An onmessage handler is where you will respond to the server-initiated messages sent by the appliance or container, and decide how to handle them. Typically, this involves implementing functions to display or process data that you get back from the server.

function onMessage(evt) {
    var objMsg = JSON.parse(evt.data);

    switch (objMsg.message) {
        case "RecognitionStarted":
            recognitionStarted(objMsg); 
            break;

        case "AudioAdded":
            audioAdded(objMsg);  
            break;

        case "AddPartialTranscript":
        case "AddTranscript":
            transcriptOutput(objMsg);  
            break;

        case "EndOfTranscript":
            endTranscript();  
            break;

        case "Info":
        case "Warning":
        case "Error":
            showMessage(objMsg);  
            break;

        default:
            console.log("UNKNOWN MESSAGE: " + objMsg.message);
    }
}

Once the WebSocket is initialized, the StartRecognition message is sent to the appliance or container to setup the audio input. It is then a matter of sending audio data periodically using the AddAudio message.

Your AddAudio message will take audio from a source (for example microphone input, or an audio stream) and pass it to the Real-Time Appliance or Container.

// Send audio data to the API using the AddData message.
function addAudio(audioData) {
   ws.send(audioData);
   seqNoIn++;
}

In this example we use a counter seqNoIn to keep track of the addAudio messages we've sent.

A set of server-initiated transcript messages are triggered to indicate the availability of transcripted text:

  • AddTranscript
  • AddPartialTranscript

See above for changes to the JSON output schema in the V2 API. For full details of the output schema refer to the AddTranscript section in the API reference.

Finally, the client should send an EndOfStream message and close the WebSocket when it terminates.

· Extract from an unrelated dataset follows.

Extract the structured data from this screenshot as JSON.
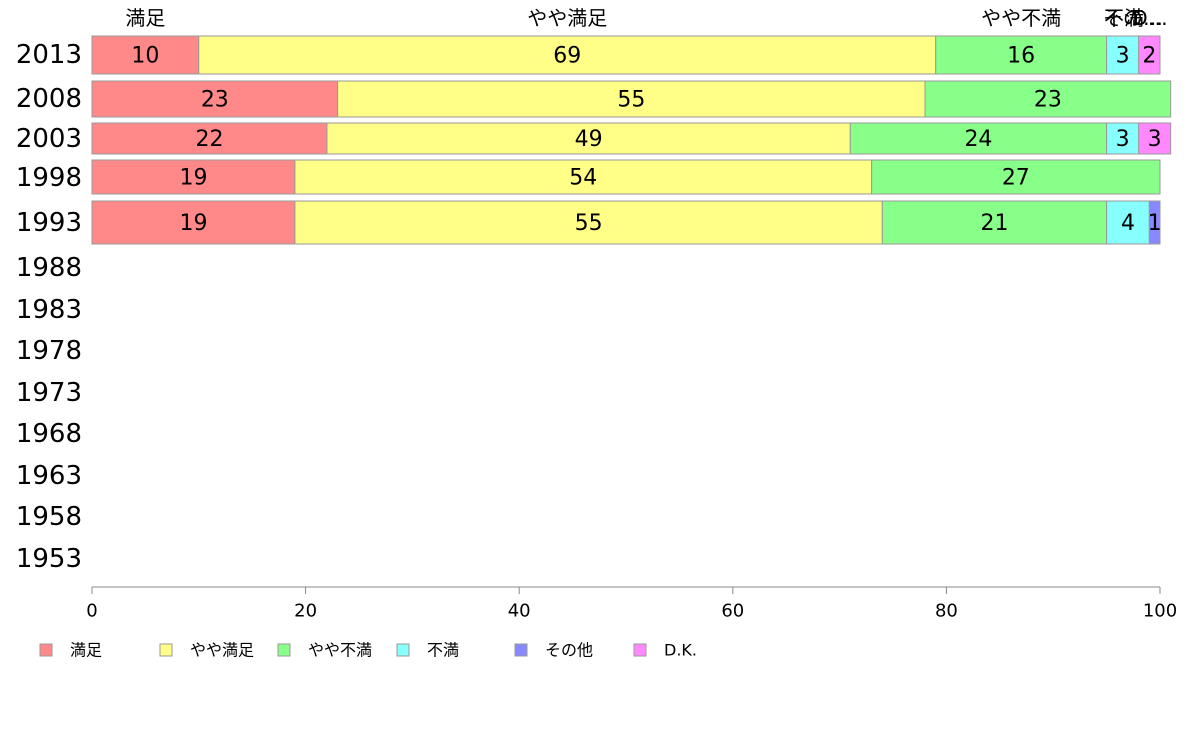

This should be done in order to release resources on the appliance or container and allow other clients to connect and use resources.

The Mozilla developer network provides a useful reference to the WebSocket API.

Python

Real-Time Virtual Appliance Usage

Speechmatics provides a Python library called smwebsocket-py which is a wrapper to the WebSockets API for use with the Real-Time Virtual Appliance, making it easy to incorporate Speechmatics real-time transcription into your Python program. Please contact support@speechmatics.com if you require this library.

The smwebsocket-py library can be incorporated into your own applications, used as a reference for your own client library, or called directly from the command line (CLI) like this (to pass a test audio file to the appliance or container):

python -m smwebsocket.cli --url wss://rta:9000/v2 --max-delay 3 --lang en test.mp3

Note that configuration options are specified on the command-line as parameters, with a '_' character in the configuration option being replaced by a '-'. The CLI option accepts an audio stream on standard input, meaning that you can stream in a live microphone feed. To get help on the CLI use the following command:

python -m smwebsocket.cli --help

The library depends on Python 3.7 or above, since it makes use of some of the newer asyncio features introduced with Python 3.7.

Standalone Real-Time Container Usage

If you are using the Real-Time Container, you can use a Python library called speechmatics-python. Please contact support@speechmatics.com if you require this library. You can also use this library for the Real-Time Virtual Appliance.

The speechmatics-python library can be incorporated into your own applications, used as a reference for your own client library, or called directly from the command line (CLI) like this (to pass a test audio file to the appliance or container):

speechmatics transcribe --url ws://rtc:9000/v2 --lang en --ssl-mode none test.mp3

Note that configuration options are specified on the command-line as parameters, with a '_' character in the configuration option being replaced by a '-'. The CLI option accepts an audio stream on standard input, meaning that you can stream in a live microphone feed. To get help on the CLI use the following command:

speechmatics transcribe --help

The library depends on Python 3.7 or above, since it makes use of some of the newer asyncio features introduced with Python 3.7.